Joshua and Bridget Clarke’s eldest children, Walter and Harry, were born within one year of one another, in 1888 and 1889 respectively. Bridget Clarke died in 1903, when Harry was only 14. By then Harry had already shown an aptitude for drawing, and it is likely that he had done some work for his father’s stained glass firm even before leaving school. Harry worked the following year as an apprentice draughtsman for the architect Thomas McNamara; in 1905 he attended night classes at the Metropolitan School of Art in Dublin. There are a number of drawings by J. Clarke & Sons from the period between 1903 and 1920 which, despite lacking his signature, may have been designed by Harry Clarke, as they are particularly fine.
Joshua Clarke died in 1921, and after that his two sons, Walter and Harry, took over the running of the firm.
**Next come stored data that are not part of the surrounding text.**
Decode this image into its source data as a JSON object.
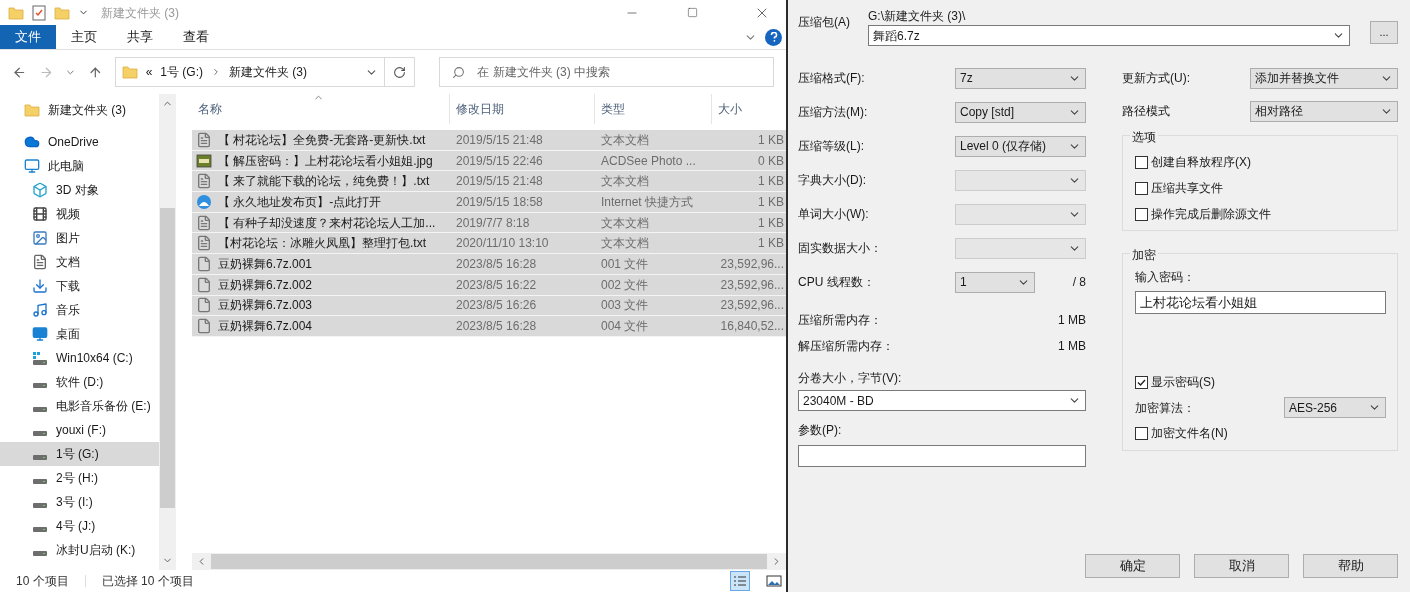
{
  "explorer": {
    "title": "新建文件夹 (3)",
    "ribbon_tabs": [
      {
        "label": "文件",
        "selected": true
      },
      {
        "label": "主页",
        "selected": false
      },
      {
        "label": "共享",
        "selected": false
      },
      {
        "label": "查看",
        "selected": false
      }
    ],
    "address": {
      "overflow": "«",
      "parts": [
        "1号 (G:)",
        "新建文件夹 (3)"
      ]
    },
    "search": {
      "placeholder": "在 新建文件夹 (3) 中搜索"
    },
    "sidebar": [
      {
        "label": "新建文件夹 (3)",
        "kind": "folder",
        "selected": false
      },
      {
        "label": "OneDrive",
        "kind": "cloud",
        "selected": false
      },
      {
        "label": "此电脑",
        "kind": "pc",
        "selected": false,
        "children": [
          {
            "label": "3D 对象",
            "kind": "cube",
            "selected": false
          },
          {
            "label": "视频",
            "kind": "video",
            "selected": false
          },
          {
            "label": "图片",
            "kind": "image",
            "selected": false
          },
          {
            "label": "文档",
            "kind": "doc",
            "selected": false
          },
          {
            "label": "下载",
            "kind": "download",
            "selected": false
          },
          {
            "label": "音乐",
            "kind": "music",
            "selected": false
          },
          {
            "label": "桌面",
            "kind": "desktop",
            "selected": false
          },
          {
            "label": "Win10x64 (C:)",
            "kind": "windrive",
            "selected": false
          },
          {
            "label": "软件 (D:)",
            "kind": "drive",
            "selected": false
          },
          {
            "label": "电影音乐备份 (E:)",
            "kind": "drive",
            "selected": false
          },
          {
            "label": "youxi (F:)",
            "kind": "drive",
            "selected": false
          },
          {
            "label": "1号 (G:)",
            "kind": "drive",
            "selected": true
          },
          {
            "label": "2号 (H:)",
            "kind": "drive",
            "selected": false
          },
          {
            "label": "3号 (I:)",
            "kind": "drive",
            "selected": false
          },
          {
            "label": "4号 (J:)",
            "kind": "drive",
            "selected": false
          },
          {
            "label": "冰封U启动 (K:)",
            "kind": "drive",
            "selected": false
          }
        ]
      }
    ],
    "columns": [
      "名称",
      "修改日期",
      "类型",
      "大小"
    ],
    "rows": [
      {
        "name": "【 村花论坛】全免费-无套路-更新快.txt",
        "date": "2019/5/15 21:48",
        "type": "文本文档",
        "size": "1 KB",
        "kind": "text",
        "selected": true
      },
      {
        "name": "【 解压密码：】上村花论坛看小姐姐.jpg",
        "date": "2019/5/15 22:46",
        "type": "ACDSee Photo ...",
        "size": "0 KB",
        "kind": "jpg",
        "selected": true
      },
      {
        "name": "【 来了就能下载的论坛，纯免费！】.txt",
        "date": "2019/5/15 21:48",
        "type": "文本文档",
        "size": "1 KB",
        "kind": "text",
        "selected": true
      },
      {
        "name": "【 永久地址发布页】-点此打开",
        "date": "2019/5/15 18:58",
        "type": "Internet 快捷方式",
        "size": "1 KB",
        "kind": "link",
        "selected": true
      },
      {
        "name": "【 有种子却没速度？来村花论坛人工加...",
        "date": "2019/7/7 8:18",
        "type": "文本文档",
        "size": "1 KB",
        "kind": "text",
        "selected": true
      },
      {
        "name": "【村花论坛：冰雕火凤凰】整理打包.txt",
        "date": "2020/11/10 13:10",
        "type": "文本文档",
        "size": "1 KB",
        "kind": "text",
        "selected": true
      },
      {
        "name": "豆奶裸舞6.7z.001",
        "date": "2023/8/5 16:28",
        "type": "001 文件",
        "size": "23,592,96...",
        "kind": "blank",
        "selected": true
      },
      {
        "name": "豆奶裸舞6.7z.002",
        "date": "2023/8/5 16:22",
        "type": "002 文件",
        "size": "23,592,96...",
        "kind": "blank",
        "selected": true
      },
      {
        "name": "豆奶裸舞6.7z.003",
        "date": "2023/8/5 16:26",
        "type": "003 文件",
        "size": "23,592,96...",
        "kind": "blank",
        "selected": true
      },
      {
        "name": "豆奶裸舞6.7z.004",
        "date": "2023/8/5 16:28",
        "type": "004 文件",
        "size": "16,840,52...",
        "kind": "blank",
        "selected": true
      }
    ],
    "status_bar": {
      "count": "10 个项目",
      "selection": "已选择 10 个项目"
    }
  },
  "dialog": {
    "archive_label": "压缩包(A)",
    "archive_path": "G:\\新建文件夹 (3)\\",
    "archive_name": "舞蹈6.7z",
    "browse_button": "...",
    "left_fields": [
      {
        "kind": "select",
        "label": "压缩格式(F):",
        "value": "7z",
        "disabled": false
      },
      {
        "kind": "select",
        "label": "压缩方法(M):",
        "value": "Copy [std]",
        "disabled": false
      },
      {
        "kind": "select",
        "label": "压缩等级(L):",
        "value": "Level 0 (仅存储)",
        "disabled": false
      },
      {
        "kind": "select",
        "label": "字典大小(D):",
        "disabled": true
      },
      {
        "kind": "select",
        "label": "单词大小(W):",
        "disabled": true
      },
      {
        "kind": "select",
        "label": "固实数据大小：",
        "disabled": true
      },
      {
        "kind": "threads",
        "label": "CPU 线程数：",
        "value": "1",
        "total": "/ 8",
        "disabled": false
      },
      {
        "kind": "info",
        "label": "压缩所需内存：",
        "value": "1 MB"
      },
      {
        "kind": "info",
        "label": "解压缩所需内存：",
        "value": "1 MB"
      }
    ],
    "volume": {
      "label": "分卷大小，字节(V):",
      "value": "23040M - BD"
    },
    "parameters": {
      "label": "参数(P):"
    },
    "update_mode": {
      "label": "更新方式(U):",
      "value": "添加并替换文件"
    },
    "path_mode": {
      "label": "路径模式",
      "value": "相对路径"
    },
    "options": {
      "title": "选项",
      "items": [
        {
          "label": "创建自释放程序(X)",
          "checked": false
        },
        {
          "label": "压缩共享文件",
          "checked": false
        },
        {
          "label": "操作完成后删除源文件",
          "checked": false
        }
      ]
    },
    "encryption": {
      "title": "加密",
      "password_label": "输入密码：",
      "password": "上村花论坛看小姐姐",
      "show_password": {
        "label": "显示密码(S)",
        "checked": true
      },
      "method_label": "加密算法：",
      "method": "AES-256",
      "encrypt_names": {
        "label": "加密文件名(N)",
        "checked": false
      }
    },
    "buttons": [
      "确定",
      "取消",
      "帮助"
    ]
  }
}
By this time, Harry had become a highly successful artist in his own right, having completed the windows for the Honan Chapel in Cork. The ten years between 1921 and 1931 were a period of intense activity both for Clarke personally, and for the firm, which eventually had a very negative effect on Harry’s health. Trinity College’s archive contains several designs dating from this period. Some of them are still in a very traditional vein, while the later designs clearly bear the hallmarks of Harry Clarke’s style.
By 1930 the firm had been renamed Harry Clarke Stained Glass Ltd. Although Harry Clarke died on January 6, 1931, for many years afterwards the Clarke Studios produced designs which replicated Harry Clarke’s style, quite likely because clients themselves requested it. Figures had elongated faces and fingers and pointed feet, and compositions were highly influenced by the Symbolist art movement. In the 1960s and 1970s the Studios incorporated more modern elements into their designs. The materials in the Clarke Collection often show the process by which an artwork evolved from the ideas of the client, to pencil sketches, and the final colour design.
After Harry's death his wife Margaret Clarke ran the firm in tandem with a series of highly talented studio managers until her own death in 1961. Subsequently Harry’s sisters Dolly and Lally Clarke managed the administrative side of the business.
The firm worked extensively outside Ireland, this being reflected in the material in the Archive, which documents commissions in the U.K., U.S.A., Australia, New Zealand, the Philippines, Hong Kong, and several African countries. The firm closed down in 1973.